NETTALI.COM - Fait inédit : un maire est élu par des bulletins blancs. Cela s’est passé à Touba, la seule collectivité locale du Sénégal où, pour les élections municipales, il n’y a qu’une seule et unique liste. 77,12 % de bulletins blancs ont été recensés. Le maire est élu à 22,88 % des voix

La Commission départementale de recensement des votes du département de Mbacké a rendu publics, hier, les résultats des élections municipales et départementales. Des résultats ubuesques, puisque la commission a dénombré 38 414 bulletins blancs, soit 77,12 % des voix exprimées. Ainsi, le maire Abdoul Ahad Kâ de la coalition Benno Bokk Yaakaar a été élu avec 11 3396 voix, soit 22,88 %.

Réagissant à ce camouflet, Fallou Mbacké, Président du Conseil départemental de Mbacké, pointe du doigt Abdoul Ahad Kâ. « La réponse des populations est plus pertinente. Trente-neuf mille ont voté pour le bulletin blanc, contre 11 000 voix pour l'équipe municipale. Si j'étais à la place du maire de Touba, je présenterais ma démission. Parce que les populations n'en veulent plus. Donc, je lui suggère de présenter sa démission à Serigne Mountakha Mbacké », dit-il dans les colonnes de EnQuête.

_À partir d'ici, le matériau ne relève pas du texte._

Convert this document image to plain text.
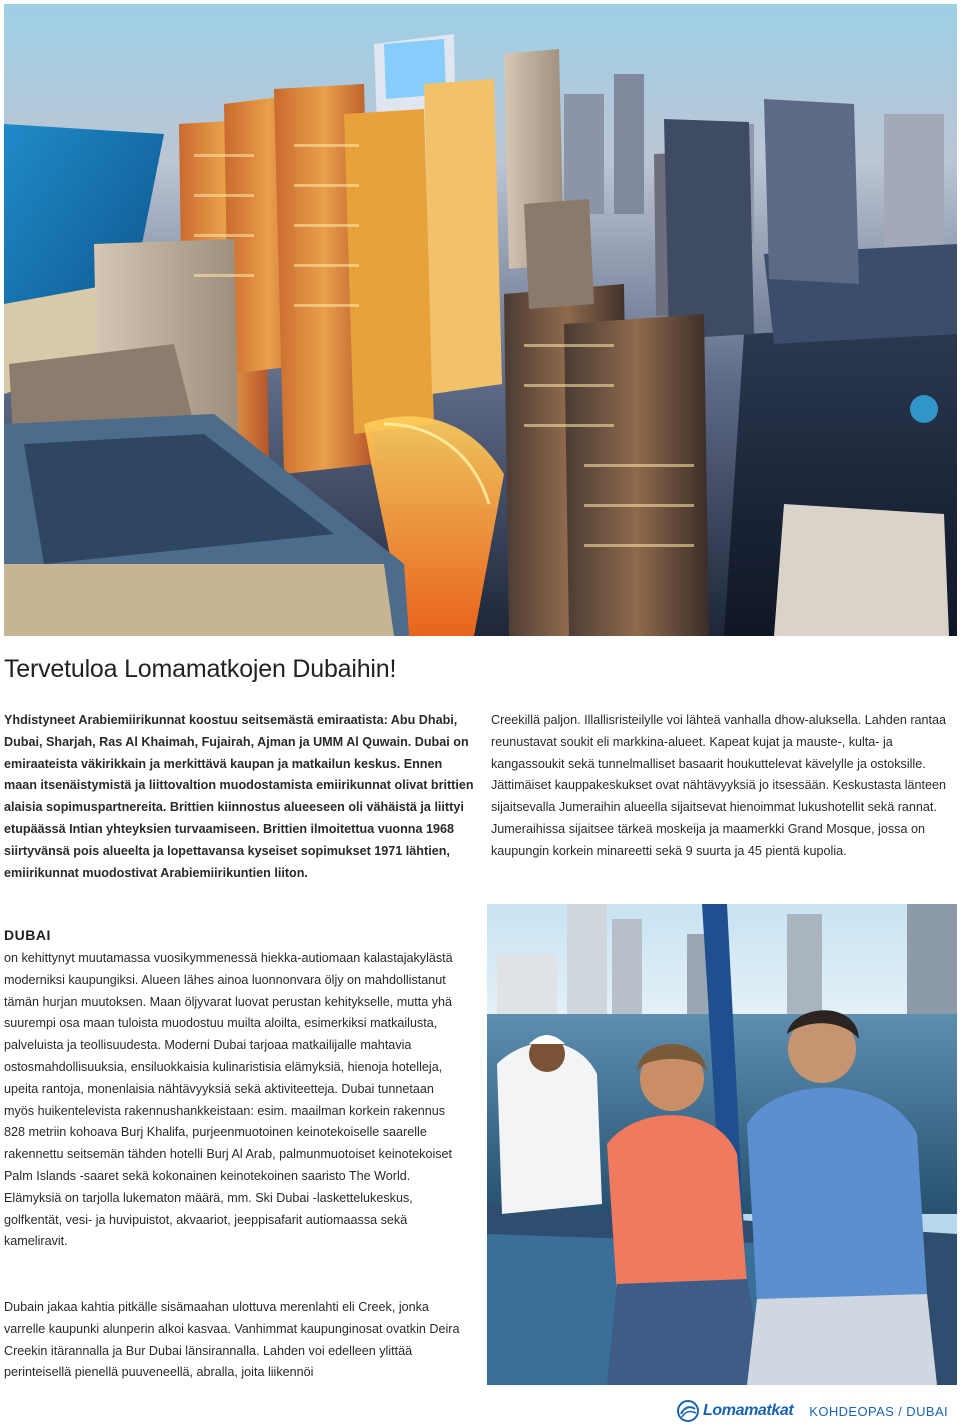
Tervetuloa Lomamatkojen Dubaihin!

Yhdistyneet Arabiemiirikunnat koostuu seitsemästä emiraatista: Abu Dhabi, Dubai, Sharjah, Ras Al Khaimah, Fujairah, Ajman ja UMM Al Quwain. Dubai on emiraateista väkirikkain ja merkittävä kaupan ja matkailun keskus. Ennen maan itsenäistymistä ja liittovaltion muodostamista emiirikunnat olivat brittien alaisia sopimuspartnereita. Brittien kiinnostus alueeseen oli vähäistä ja liittyi etupäässä Intian yhteyksien turvaamiseen. Brittien ilmoitettua vuonna 1968 siirtyvänsä pois alueelta ja lopettavansa kyseiset sopimukset 1971 lähtien, emiirikunnat muodostivat Arabiemiirikuntien liiton.

Creekillä paljon. Illallisristeilylle voi lähteä vanhalla dhow-aluksella. Lahden rantaa reunustavat soukit eli markkina-alueet. Kapeat kujat ja mauste-, kulta- ja kangassoukit sekä tunnelmalliset basaarit houkuttelevat kävelylle ja ostoksille. Jättimäiset kauppakeskukset ovat nähtävyyksiä jo itsessään. Keskustasta länteen sijaitsevalla Jumeraihin alueella sijaitsevat hienoimmat lukushotellit sekä rannat. Jumeraihissa sijaitsee tärkeä moskeija ja maamerkki Grand Mosque, jossa on kaupungin korkein minareetti sekä 9 suurta ja 45 pientä kupolia.

DUBAI

on kehittynyt muutamassa vuosikymmenessä hiekka-autiomaan kalastajakylästä moderniksi kaupungiksi. Alueen lähes ainoa luonnonvara öljy on mahdollistanut tämän hurjan muutoksen. Maan öljyvarat luovat perustan kehitykselle, mutta yhä suurempi osa maan tuloista muodostuu muilta aloilta, esimerkiksi matkailusta, palveluista ja teollisuudesta. Moderni Dubai tarjoaa matkailijalle mahtavia ostosmahdollisuuksia, ensiluokkaisia kulinaristisia elämyksiä, hienoja hotelleja, upeita rantoja, monenlaisia nähtävyyksiä sekä aktiviteetteja. Dubai tunnetaan myös huikentelevista rakennushankkeistaan: esim. maailman korkein rakennus 828 metriin kohoava Burj Khalifa, purjeenmuotoinen keinotekoiselle saarelle rakennettu seitsemän tähden hotelli Burj Al Arab, palmunmuotoiset keinotekoiset Palm Islands -saaret sekä kokonainen keinotekoinen saaristo The World. Elämyksiä on tarjolla lukematon määrä, mm. Ski Dubai -laskettelukeskus, golfkentät, vesi- ja huvipuistot, akvaariot, jeeppisafarit autiomaassa sekä kameliravit.

Dubain jakaa kahtia pitkälle sisämaahan ulottuva merenlahti eli Creek, jonka varrelle kaupunki alunperin alkoi kasvaa. Vanhimmat kaupunginosat ovatkin Deira Creekin itärannalla ja Bur Dubai länsirannalla. Lahden voi edelleen ylittää perinteisellä pienellä puuveneellä, abralla, joita liikennöi

Lomamatkat KOHDEOPAS / DUBAI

En effet, la plupart des personnes interrogées par le journal sur cet état de fait, ne voit plus l’importance d’une seule liste à Touba, encore appelée « liste du khalife général des mourides » et qui est aussi celle du parti au pouvoir. Mama Ndiaye est de ceux-là : « Il faut que les tenants du pouvoir, aussi bien religieux que temporel, soient logiques. Si l’option est de faire de Touba une collectivité territoriale, il faut qu’il y ait plusieurs listes concurrentes et à l’issue de l’élection, le maire va travailler en étroite collaboration avec le khalife général des mourides. À défaut, il faut un statut spécial qui fera de Touba une collectivité territoriale spéciale, avec des règles définies par le pouvoir religieux en place. »

Il poursuit : « Pour comprendre l’histoire d’une liste unique à Touba, il faut revisiter l’histoire de la décentralisation dans cette partie du Sénégal. En 1976, soit quatre années après l’entrée en vigueur de la décentralisation, avec la mise en place des communautés rurales, Serigne Abdoul Ahad Mbacké, alors khalife général des mourides, avait obtenu du président Léopold Sédar Senghor l’érection de Touba Mosquée en collectivité territoriale, mais avec une condition : « Il n’y aura qu’une seule liste, parce que la politique est interdite à Touba et qui plus est, celui qui présidera aux destinées de cette collectivité territoriale est choisi par le khalife général des mourides ou la personne déléguée à cette tâche. »

Le maire de Touba peut être révoqué à tout moment par le khalife général des mourides

Depuis lors, c’est cette logique qui est appliquée à Touba. Et à chaque élection, le nombre de bulletins blancs ne cesse de prendre des proportions inégalées. En 2014 déjà, le nombre de bulletins blancs était égal à celui des bulletins marron, couleur de la coalition Benno Bokk Yaakaar. À Touba, aussi bien le maire que les autres conseillers municipaux ne doivent leur présence dans le conseil municipal qu’à la volonté du khalife général des mourides ou de son représentant. La preuve, c’est une liste d’adjoints qui est présentée et aucune distinction n’est faite sur le choix des personnes désignées.

D’ailleurs, le maire de Touba peut être révoqué à tout moment par le khalife général des mourides. L’on se souvient qu’en 2010, l’actuel maire avait été désigné président de la communauté rurale en lieu et place de Mourtalla Mbacké qui n’avait pas terminé son mandat.